I remember the first time encountering him during the Confederations Cup. Who was this unknown player amongst so many famous and well-known players? As with the rarer football shirts, I think I enjoyed knowing and understanding the “rarer” footballers.

I suppose what drew me to Riquelme was his amazing ability to make the game look easy. He oozed class. The sheer simplicity of his passing game and the way he used his strength and football intelligence to glide past players. His set-piece ability was second to none, providing perfect corners and precision free kicks. I was stunned that a man of his ability was not playing for one of the European giants. His time at Barcelona in 2002 was ridiculous, with him being subjected to rare game time and being played out of position. The foreign player rule in Spain at the time meant he had to leave once Ronaldinho arrived, with Villarreal being the lucky beneficiaries.

The return to Boca in 2007 will always be another mystery to me. The man was in his prime and just after a stunning World Cup campaign. In a sickening, personal discovery years later, Juan confessed in an interview in 2015, “The only thing I regret in my career was a decision that I took, when at the hotel in England before the semi-final with Arsenal, when Manchester United came to buy me and I said no.”

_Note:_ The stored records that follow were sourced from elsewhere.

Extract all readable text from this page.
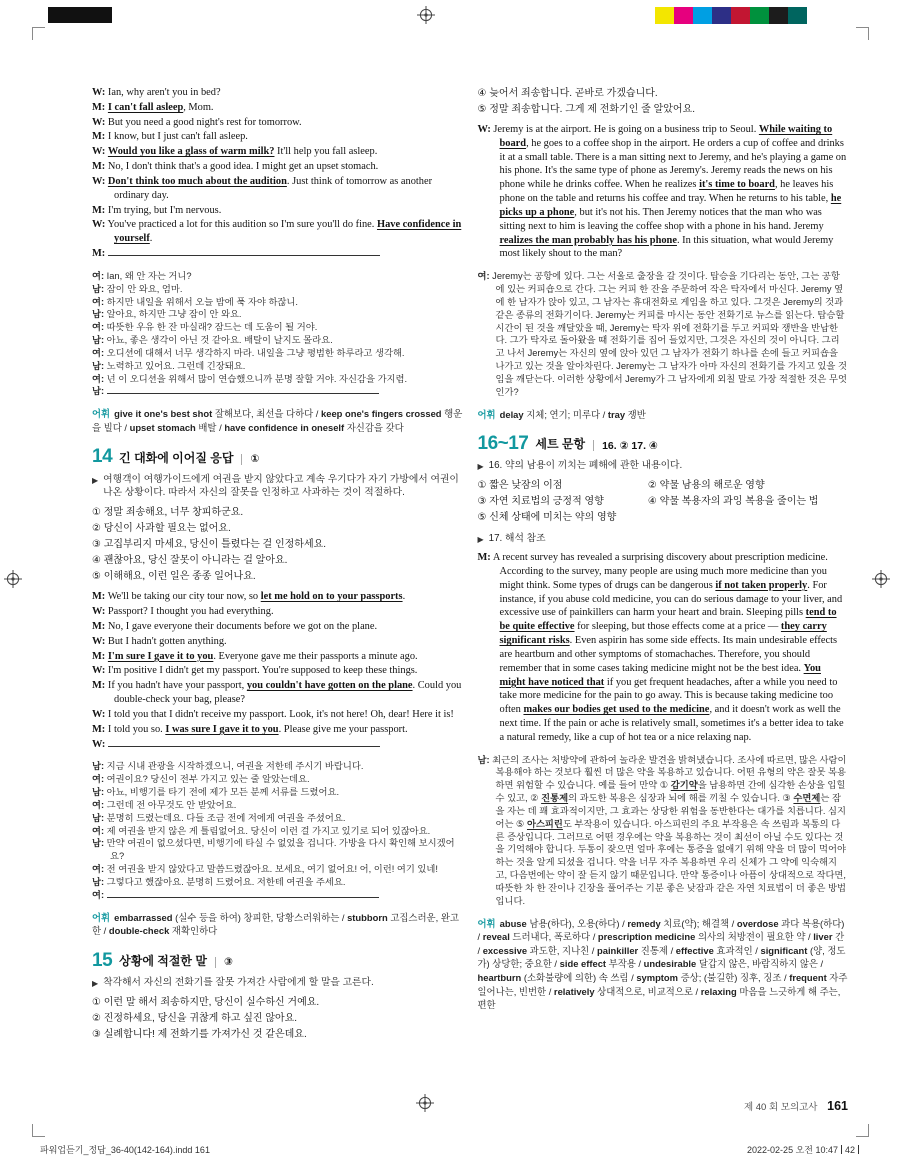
W: Ian, why aren't you in bed?
M: I can't fall asleep, Mom.
W: But you need a good night's rest for tomorrow.
M: I know, but I just can't fall asleep.
W: Would you like a glass of warm milk? It'll help you fall asleep.
M: No, I don't think that's a good idea. I might get an upset stomach.
W: Don't think too much about the audition. Just think of tomorrow as another ordinary day.
M: I'm trying, but I'm nervous.
W: You've practiced a lot for this audition so I'm sure you'll do fine. Have confidence in yourself.
M:
여: Ian, 왜 안 자는 거니?
남: 잠이 안 와요, 엄마.
여: 하지만 내일을 위해서 오늘 밤에 푹 자야 하잖니.
남: 알아요, 하지만 그냥 잠이 안 와요.
여: 따뜻한 우유 한 잔 마실래? 잠드는 데 도움이 될 거야.
남: 아뇨, 좋은 생각이 아닌 것 같아요. 배탈이 날지도 몰라요.
여: 오디션에 대해서 너무 생각하지 마라. 내일을 그냥 평범한 하루라고 생각해.
남: 노력하고 있어요. 그런데 긴장돼요.
여: 넌 이 오디션을 위해서 많이 연습했으니까 분명 잘할 거야. 자신감을 가지렴.
남:
어휘 give it one's best shot 잘해보다, 최선을 다하다 / keep one's fingers crossed 행운을 빌다 / upset stomach 배탈 / have confidence in oneself 자신감을 갖다
14 긴 대화에 이어질 응답 ①
▶ 여행객이 여행가이드에게 여권을 받지 않았다고 계속 우기다가 자기 가방에서 여권이 나온 상황이다. 따라서 자신의 잘못을 인정하고 사과하는 것이 적절하다.
① 정말 죄송해요, 너무 창피하군요.
② 당신이 사과할 필요는 없어요.
③ 고집부리지 마세요, 당신이 틀렸다는 걸 인정하세요.
④ 괜찮아요, 당신 잘못이 아니라는 걸 알아요.
⑤ 이해해요, 이런 일은 종종 일어나요.
M: We'll be taking our city tour now, so let me hold on to your passports.
W: Passport? I thought you had everything.
M: No, I gave everyone their documents before we got on the plane.
W: But I hadn't gotten anything.
M: I'm sure I gave it to you. Everyone gave me their passports a minute ago.
W: I'm positive I didn't get my passport. You're supposed to keep these things.
M: If you hadn't have your passport, you couldn't have gotten on the plane. Could you double-check your bag, please?
W: I told you that I didn't receive my passport. Look, it's not here! Oh, dear! Here it is!
M: I told you so. I was sure I gave it to you. Please give me your passport.
W:
남: 지금 시내 관광을 시작하겠으니, 여권을 저한테 주시기 바랍니다.
여: 여권이요? 당신이 전부 가지고 있는 줄 알았는데요.
남: 아뇨, 비행기를 타기 전에 제가 모든 분께 서류를 드렸어요.
여: 그런데 전 아무것도 안 받았어요.
남: 분명히 드렸는데요. 다들 조금 전에 저에게 여권을 주셨어요.
여: 제 여권을 받지 않은 게 틀림없어요. 당신이 이런 걸 가지고 있기로 되어 있잖아요.
남: 만약 여권이 없으셨다면, 비행기에 타실 수 없었을 겁니다. 가방을 다시 확인해 보시겠어요?
여: 전 여권을 받지 않았다고 말씀드렸잖아요. 보세요, 여기 없어요! 어, 이런! 여기 있네!
남: 그렇다고 했잖아요. 분명히 드렸어요. 저한테 여권을 주세요.
여:
어휘 embarrassed (실수 등을 하여) 창피한, 당황스러워하는 / stubborn 고집스러운, 완고한 / double-check 재확인하다
15 상황에 적절한 말 ③
▶ 착각해서 자신의 전화기를 잘못 가져간 사람에게 할 말을 고른다.
① 이런 말 해서 죄송하지만, 당신이 실수하신 거예요.
② 진정하세요, 당신을 귀찮게 하고 싶진 않아요.
③ 실례합니다! 제 전화기를 가져가신 것 같은데요.
④ 늦어서 죄송합니다. 곧바로 가겠습니다.
⑤ 정말 죄송합니다. 그게 제 전화기인 줄 알았어요.
W: Jeremy is at the airport. He is going on a business trip to Seoul. While waiting to board, he goes to a coffee shop in the airport. He orders a cup of coffee and drinks it at a small table. There is a man sitting next to Jeremy, and he's playing a game on his phone. It's the same type of phone as Jeremy's. Jeremy reads the news on his phone while he drinks coffee. When he realizes it's time to board, he leaves his phone on the table and returns his coffee and tray. When he returns to his table, he picks up a phone, but it's not his. Then Jeremy notices that the man who was sitting next to him is leaving the coffee shop with a phone in his hand. Jeremy realizes the man probably has his phone. In this situation, what would Jeremy most likely shout to the man?
여: Jeremy는 공항에 있다. 그는 서울로 출장을 갈 것이다. 탑승을 기다리는 동안, 그는 공항에 있는 커피숍으로 간다. 그는 커피 한 잔을 주문하여 작은 탁자에서 마신다. Jeremy 옆에 한 남자가 앉아 있고, 그 남자는 휴대전화로 게임을 하고 있다. 그것은 Jeremy의 것과 같은 종류의 전화기이다. Jeremy는 커피를 마시는 동안 전화기로 뉴스를 읽는다. 탑승할 시간이 된 것을 깨달았을 때, Jeremy는 탁자 위에 전화기를 두고 커피와 쟁반을 반납한다. 그가 탁자로 돌아왔을 때 전화기를 집어 들었지만, 그것은 자신의 것이 아니다. 그리고 나서 Jeremy는 자신의 옆에 앉아 있던 그 남자가 전화기 하나를 손에 들고 커피숍을 나가고 있는 것을 알아차린다. Jeremy는 그 남자가 아마 자신의 전화기를 가지고 있을 것임을 깨닫는다. 이러한 상황에서 Jeremy가 그 남자에게 외칠 말로 가장 적절한 것은 무엇인가?
어휘 delay 지체; 연기; 미루다 / tray 쟁반
16~17 세트 문항 16. ② 17. ④
▶ 16. 약의 남용이 끼치는 폐해에 관한 내용이다.
① 짧은 낮잠의 이점	② 약물 남용의 해로운 영향
③ 자연 치료법의 긍정적 영향	④ 약물 복용자의 과잉 복용을 줄이는 법
⑤ 신체 상태에 미치는 약의 영향
▶ 17. 해석 참조
M: A recent survey has revealed a surprising discovery about prescription medicine. According to the survey, many people are using much more medicine than you might think. Some types of drugs can be dangerous if not taken properly. For instance, if you abuse cold medicine, you can do serious damage to your liver, and excessive use of painkillers can harm your heart and brain. Sleeping pills tend to be quite effective for sleeping, but those effects come at a price — they carry significant risks. Even aspirin has some side effects. Its main undesirable effects are heartburn and other symptoms of stomachaches. Therefore, you should remember that in some cases taking medicine might not be the best idea. You might have noticed that if you get frequent headaches, after a while you need to take more medicine for the pain to go away. This is because taking medicine too often makes our bodies get used to the medicine, and it doesn't work as well the next time. If the pain or ache is relatively small, sometimes it's a better idea to take a natural remedy, like a cup of hot tea or a nice relaxing nap.
남: 최근의 조사는 처방약에 관하여 놀라운 발견을 밝혀냈습니다. 조사에 따르면, 많은 사람이 복용해야 하는 것보다 훨씬 더 많은 약을 복용하고 있습니다. 어떤 유형의 약은 잘못 복용하면 위험할 수 있습니다. 예를 들어 만약 ① 감기약을 남용하면 간에 심각한 손상을 입힐 수 있고, ② 진통제의 과도한 복용은 심장과 뇌에 해를 끼칠 수 있습니다. ③ 수면제는 잠을 자는 데 꽤 효과적이지만, 그 효과는 상당한 위험을 동반한다는 대가를 치릅니다. 심지어는 ⑤ 아스피린도 부작용이 있습니다. 아스피린의 주요 부작용은 속 쓰림과 복통의 다른 증상입니다. 그러므로 어떤 경우에는 약을 복용하는 것이 최선이 아닐 수도 있다는 것을 기억해야 합니다. 두통이 잦으면 얼마 후에는 통증을 없애기 위해 약을 더 많이 먹어야 하는 것을 알게 되셨을 겁니다. 약을 너무 자주 복용하면 우리 신체가 그 약에 익숙해지고, 다음번에는 약이 잘 듣지 않기 때문입니다. 만약 통증이나 아픔이 상대적으로 작다면, 따뜻한 차 한 잔이나 긴장을 풀어주는 기분 좋은 낮잠과 같은 자연 치료법이 더 좋은 방법입니다.
어휘 abuse 남용(하다), 오용(하다) / remedy 치료(약); 해결책 / overdose 과다 복용(하다) / reveal 드러내다, 폭로하다 / prescription medicine 의사의 처방전이 필요한 약 / liver 간 / excessive 과도한, 지나친 / painkiller 진통제 / effective 효과적인 / significant (양, 정도가) 상당한; 중요한 / side effect 부작용 / undesirable 달갑지 않은, 바람직하지 않은 / heartburn (소화불량에 의한) 속 쓰림 / symptom 증상; (불길한) 징후, 징조 / frequent 자주 일어나는, 빈번한 / relatively 상대적으로, 비교적으로 / relaxing 마음을 느긋하게 해 주는, 편한
제 40 회 모의고사 161
파워업듣기_정답_36-40(142-164).indd 161	2022-02-25 오전 10:47 42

Despite this, it was incredible to see glimpses of Riquelme performing to his usual standards back at his cherished Boca. A stunning free-kick against arch-rivals River Plate comes to mind, look it up online if you haven’t seen it. He would also lead Argentina to a final of the Copa America as the tournament top scorer and a gold medal at the 2008 Olympics during these years, proving his quality once again.

I firmly believe that there never be a footballer so talented to not play at a European giant during his prime. The levels of performance Riquelme reached consistently with his country were a sight to behold. It’s just a shame he never truly hit the heights he could have at the club level.